A macOS password policy sets the rules that govern the usage of login passwords on Macs.
You can implement a password policy for Macs using the Password configuration profile feature in Miradore. The Password configuration profile is available in all free and paid plans of Miradore. It enables you to enforce the use of login passwords for all local accounts on a Mac. Additionally, you can make users change their passwords at the next login and set requirements for the passwords.
Before you start
- You need to have either Administrator or Editor role on your Miradore site.
- The Password configuration profile is compatible with Mac OS X Lion (version 10.7) and newer macOS versions.
- The Password configuration profile affects only local user accounts. Neither Active Directory domain accounts nor Open Directory user accounts are affected by the profile.
How to enforce the use of a login password for Mac users
- Go to Management > Configuration profiles and create a new configuration profile (click Add > macOS > Password).
- Configure the password requirements and settings. See the table below for more details.
Setting Description Allow simple value Specifies if users are allowed to use repeating, ascending, or descending character series (e.g. “1234” or “DCBA”) as their login password. When unchecked, the use of simple passwords is prevented. Require alphanumeric value Specifies if the users’ login passwords must contain at least one letter. When unchecked, users can use a series of numbers as their password (e.g. “4961974”). Minimum length Specifies the minimum number of password characters. Passwords with fewer characters are denied. Minimum number of complex characters Specifies the number of non-alphanumeric characters required in the users’ login passwords. Non-alphanumeric characters comprise all the characters except alphabets and numbers (e.g. “#!=&;”). Change password at next login Specifies if users are forced to change their password at the next login. Notice that this setting is compatible with macOS 10.13 and higher devices. Expiration age Specifies the maximum password age before it must be changed to a new one. History restriction Specifies the minimum number of new unique passwords before an earlier password can be reused. The reuse of earlier passwords is quite common and a security risk. Therefore, it is recommended to prevent users from doing so. Maximum number of failed attempts Specifies the maximum number that the users can fail while attempting to enter their password. If a user exceeds the defined limit, his/her user account will be locked. Require password after sleep or screen saver Specifies how long a device can be in sleep or the screen saver on before the user is required to unlock the device using the login password. Screen saver start time Specifies how quickly the screen saver kicks in after user inactivity.
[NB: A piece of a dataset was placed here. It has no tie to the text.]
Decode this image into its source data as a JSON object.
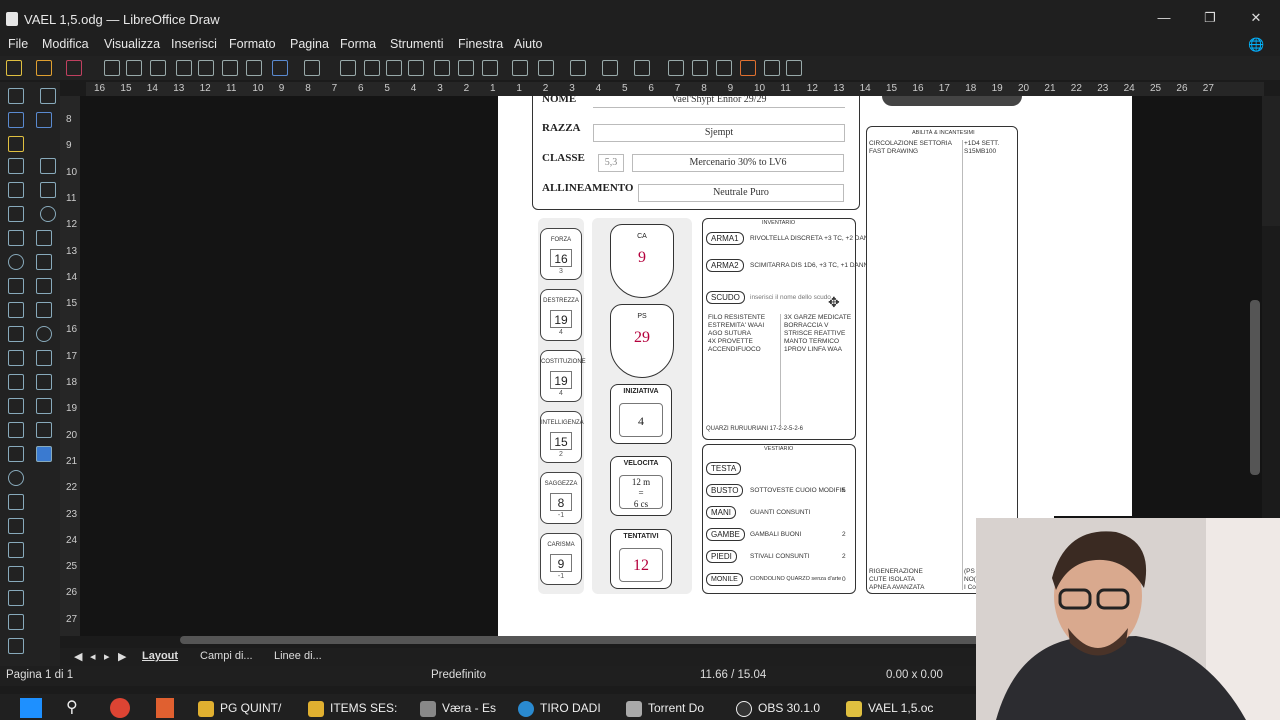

- Deploy the configuration profile to your managed Macs either using the configuration profile deployment wizard or with the business policies.
- At the next login, the device users must enter a password that meets the specified requirements.
Can I reset or change a forgotten Mac password with Miradore?
You cannot use Miradore to reset a local Mac user’s forgotten password remotely. Please refer to Apple documentation which explains how to reset a Mac login password using either Apple ID or a recovery key.
Can I deploy multiple Password configuration profiles to the same device?
If you deploy multiple Password configuration profiles to a Mac, the strictest password requirements will be applied to the device.